Permutations with given sign

How many permutations on \(n\) elements have sign 1, and how many sign \(-1\)?

Resolution
Altogethere there are \(n!\) permutations on \(n\) elements.

Permutations with the positive sign form a subgroup. For \(n\ge 2\) exist also permutations with the negative sign (odd). These form the factorization class different from the subgroup.

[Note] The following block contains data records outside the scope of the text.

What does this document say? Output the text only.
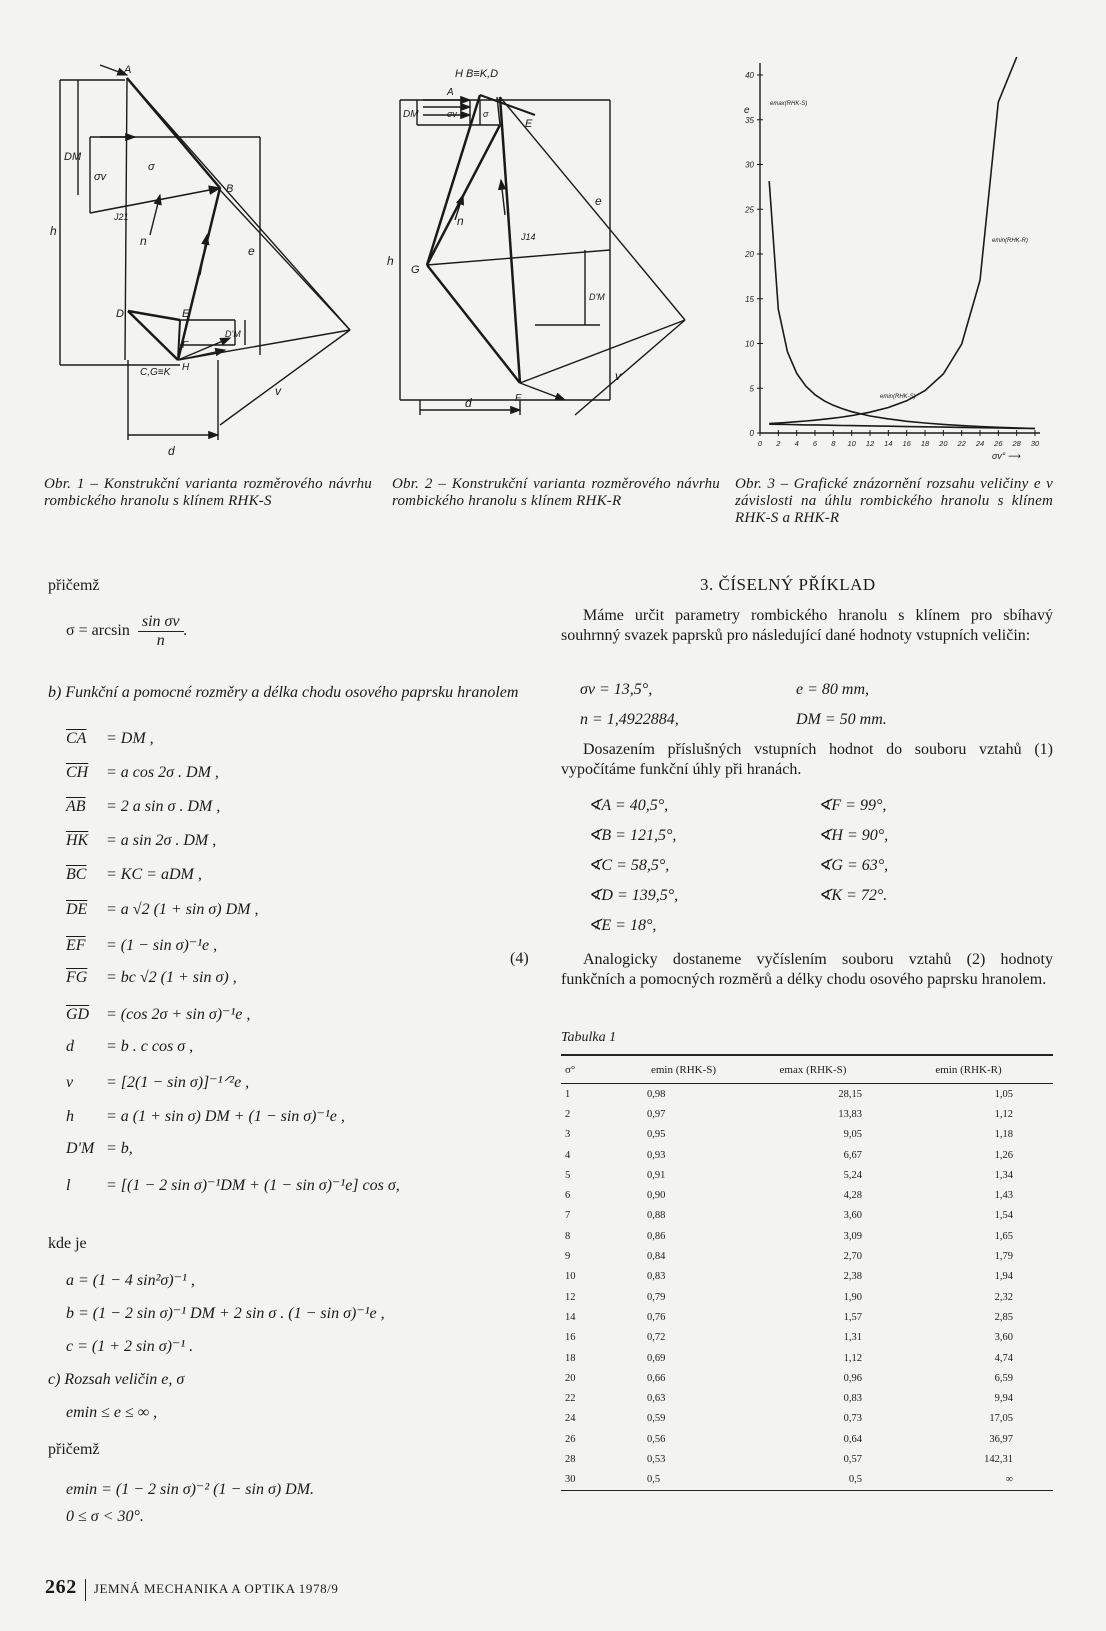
A
B
D	E
F
C,G≡K H
n
h
e
v
d
DM
σv
σ
J21
D'M
Obr. 1 – Konstrukční varianta rozměrového návrhu rombického hranolu s klínem RHK-S
H B≡K,D
A
E
G
F
n
h
e
v
d
DM	σv	σ
J14
D'M
Obr. 2 – Konstrukční varianta rozměrového návrhu rombického hranolu s klínem RHK-R
40
35
30
25
20
15
10
5
0
0 2 4 6 8 10 12 14 16 18 20 22 24 26 28 30
e
σv° ⟶
emax(RHK-S)
emin(RHK-R)
emin(RHK-S)
Obr. 3 – Grafické znázornění rozsahu veličiny e v závislosti na úhlu rombického hranolu s klínem RHK-S a RHK-R
přičemž
$\sigma = \arcsin \frac{\text{sin σv}}{n}$ .
b) Funkční a pomocné rozměry a délka chodu osového paprsku hranolem
$\overline{CA}$ = DM ,
$\overline{CH} = a$ cos 2σ . DM ,
$\overline{AB} = 2$ a sin σ . DM ,
$\overline{HK} = a$ sin 2σ . DM ,
$\overline{BC}$ = KC = aDM ,
$\overline{DE} = a$ √2 (1 + sin σ) DM ,
$\overline{EF} = (1 - \sin \sigma)^{-1}e$ ,
$\overline{FG}$ = bc √2 (1 + sin σ) ,
$\overline{GD} = (\cos$ 2σ + sin σ)⁻¹e ,
d = b . c cos σ ,
v = [2(1 − sin σ)]⁻¹ᐟ²e ,
h = a (1 + sin σ) DM + (1 − sin σ)⁻¹e ,
D'M = b,
l = [(1 − 2 sin σ)⁻¹DM + (1 − sin σ)⁻¹e] cos σ,
(4)
kde je
a = (1 − 4 sin²σ)⁻¹ ,
b = (1 − 2 sin σ)⁻¹ DM + 2 sin σ . (1 − sin σ)⁻¹e ,
c = (1 + 2 sin σ)⁻¹ .
c) Rozsah veličin e, σ
emin ≤ e ≤ ∞ ,
přičemž
emin = (1 − 2 sin σ)⁻² (1 − sin σ) DM.
0 ≤ σ < 30°.
3. ČÍSELNÝ PŘÍKLAD
Máme určit parametry rombického hranolu s klínem pro sbíhavý souhrnný svazek paprsků pro následující dané hodnoty vstupních veličin:
σv = 13,5°,	e = 80 mm,
n = 1,4922884,	DM = 50 mm.
Dosazením příslušných vstupních hodnot do souboru vztahů (1) vypočítáme funkční úhly při hranách.
∢A = 40,5°,	∢F = 99°,
∢B = 121,5°,	∢H = 90°,
∢C = 58,5°,	∢G = 63°,
∢D = 139,5°,	∢K = 72°.
∢E = 18°,
Analogicky dostaneme vyčíslením souboru vztahů (2) hodnoty funkčních a pomocných rozměrů a délky chodu osového paprsku hranolem.
Tabulka 1
σ°	emin (RHK-S)	emax (RHK-S)	emin (RHK-R)
1	0,98	28,15	1,05
2	0,97	13,83	1,12
3	0,95	9,05	1,18
4	0,93	6,67	1,26
5	0,91	5,24	1,34
6	0,90	4,28	1,43
7	0,88	3,60	1,54
8	0,86	3,09	1,65
9	0,84	2,70	1,79
10	0,83	2,38	1,94
12	0,79	1,90	2,32
14	0,76	1,57	2,85
16	0,72	1,31	3,60
18	0,69	1,12	4,74
20	0,66	0,96	6,59
22	0,63	0,83	9,94
24	0,59	0,73	17,05
26	0,56	0,64	36,97
28	0,53	0,57	142,31
30	0,5	0,5	∞
262 JEMNÁ MECHANIKA A OPTIKA 1978/9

An alternative elementary argument:

From a permutation \(p\) on \(n-1\) elements can be formed a permutation on \(n\) elements by putting \(n\) on the first, second, etc., the last \(n\)-th position. In the first case will newly appear \(n-1\) inversion, in the second \(n-2\), etc. in the last case there is no new inversion. hence \(\lceil\frac{n}{2}\rceil\) of the new permutations has the same sign as \(p\) and \(\lfloor\frac{n}{2}\rfloor\) has the opposite sign. This solves the case for an even \(n\) – there are as many odd as even permutations.

For odd \(n\ge 3\) we must use the assumption on the same number of odd and even permutations on \(n-1\) elements, that is \(\frac{(n-1)!}{2}\).

Then there are \( \frac{(n-1)!}{2}\lceil\frac{n}{2}\rceil+ \frac{(n-1)!}{2}\lfloor\frac{n}{2}\rfloor= \frac{n!}{2}\) even (and also odd) permutations.
Result
Permutations with the positive sign are as many as those with the negative sign, i.e. \(\frac{n!}{2}\) (for \(n\ge 2\)).